When Not to Use a Saga
Avoid it when:
- The data belongs in one service and one local transaction.
- Strong isolation is required throughout.
- Compensation cannot produce an acceptable state.
- The workflow is simple enough for one synchronous operation.
- A retry alone handles the only realistic failure.
- Service boundaries were split artificially.
Sometimes the best solution is to redraw the service boundary so the invariant fits inside one transaction.
Common Mistakes
Common failures include:
- Calling compensation a rollback.
- Not persisting workflow progress.
- Publishing events outside local transactions.
- Compensating on every transient timeout.
- Omitting idempotency from forward and reverse steps.
- Placing irreversible actions too early.
- Assuming compensation always succeeds.
- Hiding intermediate states from users and support.
- Using choreography for a workflow no one can understand.
- Moving domain logic into a central orchestrator.
- Ignoring concurrent sagas and isolation anomalies.
- Lacking reconciliation and manual repair tools.
Best-Practice Design Process
- Confirm the operation truly spans independent transaction boundaries.

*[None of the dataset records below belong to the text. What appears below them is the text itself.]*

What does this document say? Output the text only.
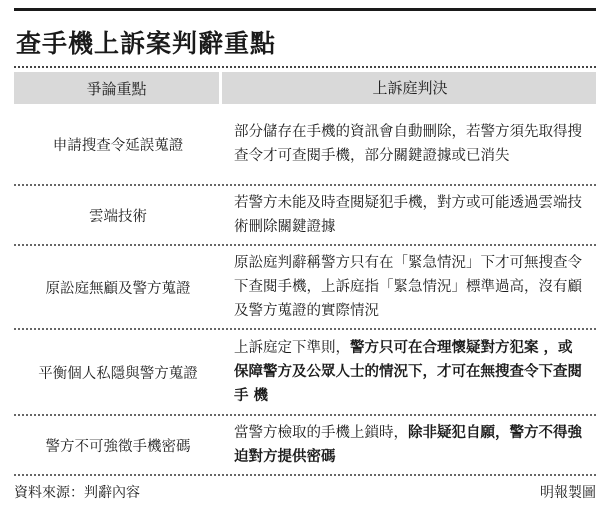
查手機上訴案判辭重點
爭論重點	上訴庭判決
申請搜查令延誤蒐證
部分儲存在手機的資訊會自動刪除，若警方須先取得搜查令才可查閱手機，部分關鍵證據或已消失
雲端技術
若警方未能及時查閱疑犯手機，對方或可能透過雲端技術刪除關鍵證據
原訟庭無顧及警方蒐證
原訟庭判辭稱警方只有在「緊急情況」下才可無搜查令下查閱手機，上訴庭指「緊急情況」標準過高，沒有顧及警方蒐證的實際情況
平衡個人私隱與警方蒐證
上訴庭定下準則，警方只可在合理懷疑對方犯案 ，或保障警方及公眾人士的情況下，才可在無搜查令下查閱手 機
警方不可強徵手機密碼
當警方檢取的手機上鎖時，除非疑犯自願，警方不得強迫對方提供密碼
資料來源：判辭內容	明報製圖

- Define the successful and acceptable failure outcomes.
- List local transactions and owning services.
- Classify each step as compensable, pivot, retryable, or best effort.
- Define idempotency keys, timeouts, and unknown-outcome reconciliation.
- Choose choreography or orchestration based on workflow complexity.
- Persist state and use outbox/inbox patterns.
- Model concurrency and intermediate-state visibility.
- Design compensation failure and human intervention.
- Test crashes, duplicates, late messages, and every failure point.
- Monitor business completion and reconciliation, not only broker health.